Uma poesia, vulgo Cinema
Dirigido por Cristiano Burlan (Fome, 2016) Antes do Fim estreia no Cine Sesc - na cidade de São Paulo - tendo como protagonistas o ator e ensaísta Jean-Claude Bernadet (O Homem das Multidões, 2014) e a atriz e diretora Helena Ignez (Mulher de Todos, 1969).
Jean (Bernadet) sente-se preso na lógica de longevidade que a indústria farmacêutica o impõe e decide planejar um suicídio consciente. Ele convida Helena (Ignez) para que o suicídio seja a dois. Ela, por sua vez, hesita, sabe que viverá bem inclusive se precisar viver só, mas o ajuda em suas intenções. O silêncio entre eles não revela distância, mas intimidade. São anos de um afeto compartilhado. Juntos, eles prepararão todos os detalhes para o funeral. Ele dança a morte enquanto ela segue ensaiando a vida. Nesse processo, os dois se dão conta de que antes do fim ainda há uma vida inteira.
O filme trata da cumplicidade, de apoiar o outro em suas decisões, sem tentar interferir em suas idéias ou crenças, aceitar os limites do outro, saber ouvir o que se tem a dizer, mesmo que você não concorde, para que o outro possa lhe ouvir também. Dividir o espaço sem romper seus limites, trocar experiência e não competir entre si. O elenco imprime com maestria e sutileza essa cumplicidade.
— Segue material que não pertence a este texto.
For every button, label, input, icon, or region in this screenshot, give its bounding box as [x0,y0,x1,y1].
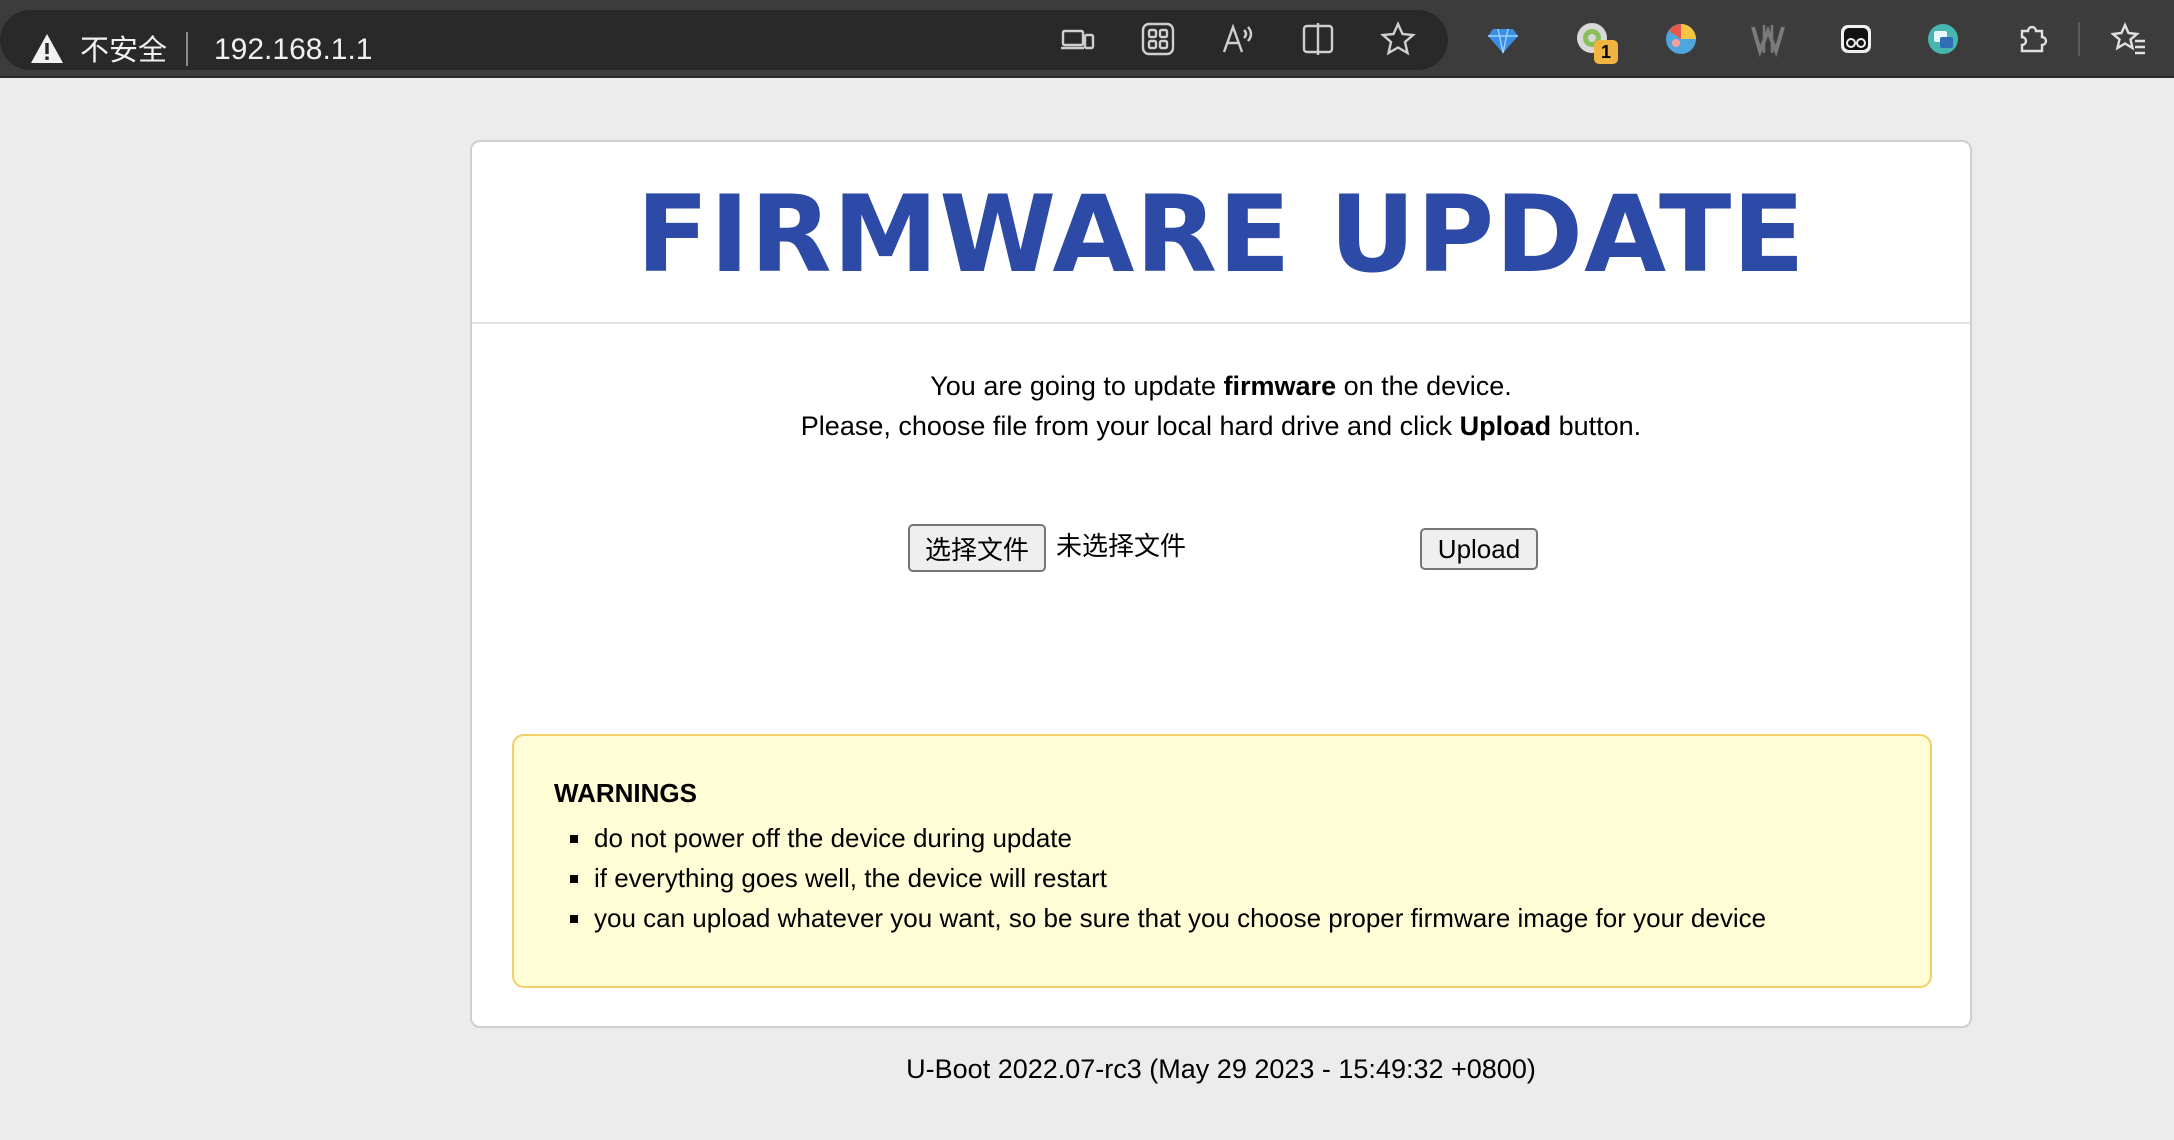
page-title: FIRMWARE UPDATE [636,173,1806,296]
extension-with-badge-icon[interactable]: 1 [1572,18,1618,64]
colorful-extension-icon[interactable] [1660,18,1702,60]
intro-text: You are going to update firmware on the … [472,366,1970,446]
split-screen-icon[interactable] [1297,18,1339,60]
warnings-list: do not power off the device during updat… [554,818,1930,938]
uboot-version-footer: U-Boot 2022.07-rc3 (May 29 2023 - 15:49:… [906,1054,1536,1084]
intro-line-1-end: on the device. [1336,371,1512,401]
address-divider [186,32,188,66]
warnings-title: WARNINGS [554,778,697,808]
file-status-text: 未选择文件 [1056,532,1187,562]
card-header: FIRMWARE UPDATE [472,142,1970,324]
choose-file-button[interactable]: 选择文件 [908,524,1046,572]
w-extension-icon[interactable] [1747,18,1789,60]
intro-line-2-end: button. [1551,411,1642,441]
favorite-star-icon[interactable] [1377,18,1419,60]
warnings-box: WARNINGS do not power off the device dur… [512,734,1932,988]
firmware-update-card: FIRMWARE UPDATE You are going to update … [470,140,1972,1028]
extension-badge: 1 [1594,40,1618,64]
intro-line-2-start: Please, choose file from your local hard… [800,411,1460,441]
read-aloud-icon[interactable] [1217,18,1259,60]
device-icon[interactable] [1056,18,1098,60]
url-text[interactable]: 192.168.1.1 [214,34,372,66]
intro-line-1: You are going to update firmware on the … [472,366,1970,406]
intro-line-2-emphasis: Upload [1459,411,1552,441]
apps-icon[interactable] [1137,18,1179,60]
favorites-icon[interactable] [2108,18,2150,60]
intro-line-1-emphasis: firmware [1223,371,1337,401]
warning-icon[interactable] [30,32,64,66]
security-status-label[interactable]: 不安全 [80,34,167,66]
translate-extension-icon[interactable] [1922,18,1964,60]
intro-line-2: Please, choose file from your local hard… [472,406,1970,446]
toolbar-divider [2078,22,2080,56]
warning-item: if everything goes well, the device will… [554,858,1930,898]
intro-line-1-start: You are going to update [930,371,1224,401]
face-extension-icon[interactable] [1835,18,1877,60]
warning-item: do not power off the device during updat… [554,818,1930,858]
upload-button[interactable]: Upload [1420,528,1538,570]
browser-toolbar: 不安全 192.168.1.1 1 [0,0,2174,78]
warning-item: you can upload whatever you want, so be … [554,898,1930,938]
puzzle-extensions-icon[interactable] [2011,18,2053,60]
gem-extension-icon[interactable] [1482,18,1524,60]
O diretor apresenta uma obra em PB (preto e branco), a estética da cor reserva a essência do significado, priorizando o conceito poético, convidando o espectador a sair de sua zona de conforto. Os tons de cinza trazem mais reflexões e é um dos muitos acertos entre direção e dramaturgia. Falando nisso, os diálogos são praticamente poemas recitados, uma dança verbal no qual cada palavra é um movimento digno de Kazuo Ohno (1906 - 2010), que foi um dançarino e coreógrafo japonês, considerado um mestre do Teatro Butô, arte que mistura dança e artes dramáticas.
Se a película não estivesse em português, se o cenário não fosse a capital de São Paulo, esse longa-metragem poderia ser facilmente confundido com uma fita do cinema Iraniano. Um filme que merece ser visto muitas vezes, por causar tanto bem-estar e relaxamento que nos momentos de silêncio damos aquela "pescada" gostosa que antecede o sono tranquilo.